Waite, however, thinks there is no magic bullet of a solution to the industry’s financial woes. “Newspaper business, as it existed, will be gone,” he said. Chances are newspapers will still exist, he holds, perhaps in a weekly format with more in-depth stories aimed at a wealthy and well-educated clientele. “But it will not have the reach as it does now.” There will be also be different business models and products too.
Perhaps a model could be tampabay.com’s Mugshots, a feature requires almost no labor to maintain other than periodic checks to make sure it functions correctly, Waite said. “That’s where it is.

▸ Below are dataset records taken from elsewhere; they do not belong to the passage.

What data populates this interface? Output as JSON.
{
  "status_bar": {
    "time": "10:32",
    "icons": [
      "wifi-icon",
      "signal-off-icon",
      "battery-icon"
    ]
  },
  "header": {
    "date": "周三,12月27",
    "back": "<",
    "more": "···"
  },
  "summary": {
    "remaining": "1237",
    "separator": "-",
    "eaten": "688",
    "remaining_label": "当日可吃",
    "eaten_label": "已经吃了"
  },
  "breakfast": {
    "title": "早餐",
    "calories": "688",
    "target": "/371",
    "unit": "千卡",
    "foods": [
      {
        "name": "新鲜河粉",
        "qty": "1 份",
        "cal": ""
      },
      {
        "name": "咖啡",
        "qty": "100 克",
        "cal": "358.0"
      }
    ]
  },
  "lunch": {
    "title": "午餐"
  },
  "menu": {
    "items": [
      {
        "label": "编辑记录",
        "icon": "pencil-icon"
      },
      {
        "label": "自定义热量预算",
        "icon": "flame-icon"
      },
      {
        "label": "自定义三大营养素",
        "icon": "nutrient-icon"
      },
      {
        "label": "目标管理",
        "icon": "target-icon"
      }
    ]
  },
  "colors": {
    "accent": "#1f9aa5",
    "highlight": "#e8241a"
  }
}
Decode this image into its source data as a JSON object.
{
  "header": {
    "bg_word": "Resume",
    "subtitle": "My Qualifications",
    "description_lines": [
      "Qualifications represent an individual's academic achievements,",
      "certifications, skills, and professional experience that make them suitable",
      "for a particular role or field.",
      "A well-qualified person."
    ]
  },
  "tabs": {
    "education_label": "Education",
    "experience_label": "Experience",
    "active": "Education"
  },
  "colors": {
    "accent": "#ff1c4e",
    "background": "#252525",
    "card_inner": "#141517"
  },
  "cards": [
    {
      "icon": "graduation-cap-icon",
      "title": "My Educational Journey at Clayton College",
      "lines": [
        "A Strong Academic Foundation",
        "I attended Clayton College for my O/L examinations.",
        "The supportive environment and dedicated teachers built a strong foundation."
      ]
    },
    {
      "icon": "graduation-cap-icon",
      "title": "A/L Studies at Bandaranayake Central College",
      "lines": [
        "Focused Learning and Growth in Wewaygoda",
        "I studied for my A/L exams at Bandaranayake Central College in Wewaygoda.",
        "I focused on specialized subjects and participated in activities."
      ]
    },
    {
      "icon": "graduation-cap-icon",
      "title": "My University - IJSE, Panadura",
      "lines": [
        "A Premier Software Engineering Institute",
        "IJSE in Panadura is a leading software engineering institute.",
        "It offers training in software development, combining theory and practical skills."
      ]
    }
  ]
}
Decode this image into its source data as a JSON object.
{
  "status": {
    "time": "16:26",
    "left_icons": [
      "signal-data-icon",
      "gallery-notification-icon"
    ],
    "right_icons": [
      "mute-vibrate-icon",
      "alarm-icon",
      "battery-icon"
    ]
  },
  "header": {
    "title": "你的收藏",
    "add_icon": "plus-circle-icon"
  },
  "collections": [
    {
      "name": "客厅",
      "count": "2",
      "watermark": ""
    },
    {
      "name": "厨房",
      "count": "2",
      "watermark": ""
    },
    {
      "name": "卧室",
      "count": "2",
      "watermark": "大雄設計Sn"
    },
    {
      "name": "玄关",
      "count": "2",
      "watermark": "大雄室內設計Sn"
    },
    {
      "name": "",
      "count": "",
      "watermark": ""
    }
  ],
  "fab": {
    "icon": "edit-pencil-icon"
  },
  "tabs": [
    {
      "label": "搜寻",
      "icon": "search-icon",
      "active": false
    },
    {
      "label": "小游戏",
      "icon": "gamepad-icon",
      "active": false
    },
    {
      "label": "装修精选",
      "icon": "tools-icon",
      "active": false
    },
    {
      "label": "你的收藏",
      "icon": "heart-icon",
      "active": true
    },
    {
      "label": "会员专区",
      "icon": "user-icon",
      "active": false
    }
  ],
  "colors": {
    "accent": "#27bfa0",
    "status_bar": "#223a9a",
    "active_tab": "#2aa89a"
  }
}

It cost very, very little to run every month, and whatever we got off it is profit at this point.” The challenge is to figure similar products to fund those that require serious journalistic endeavors. Experimentation is key at this point, he said. “Bear in mind, most of these newspapers bring in hundreds of thousands dollars in revenue every year. …Someone is going to capture that market. The only thing we can do now is experiment and try some things out.” As newspapers progress in various directions, Buckley has a simple objective for the Times: “ I have only one goal over the next several years, and that's to build features and sites that provide interesting, useful, credible local content and generate a lot of revenue.”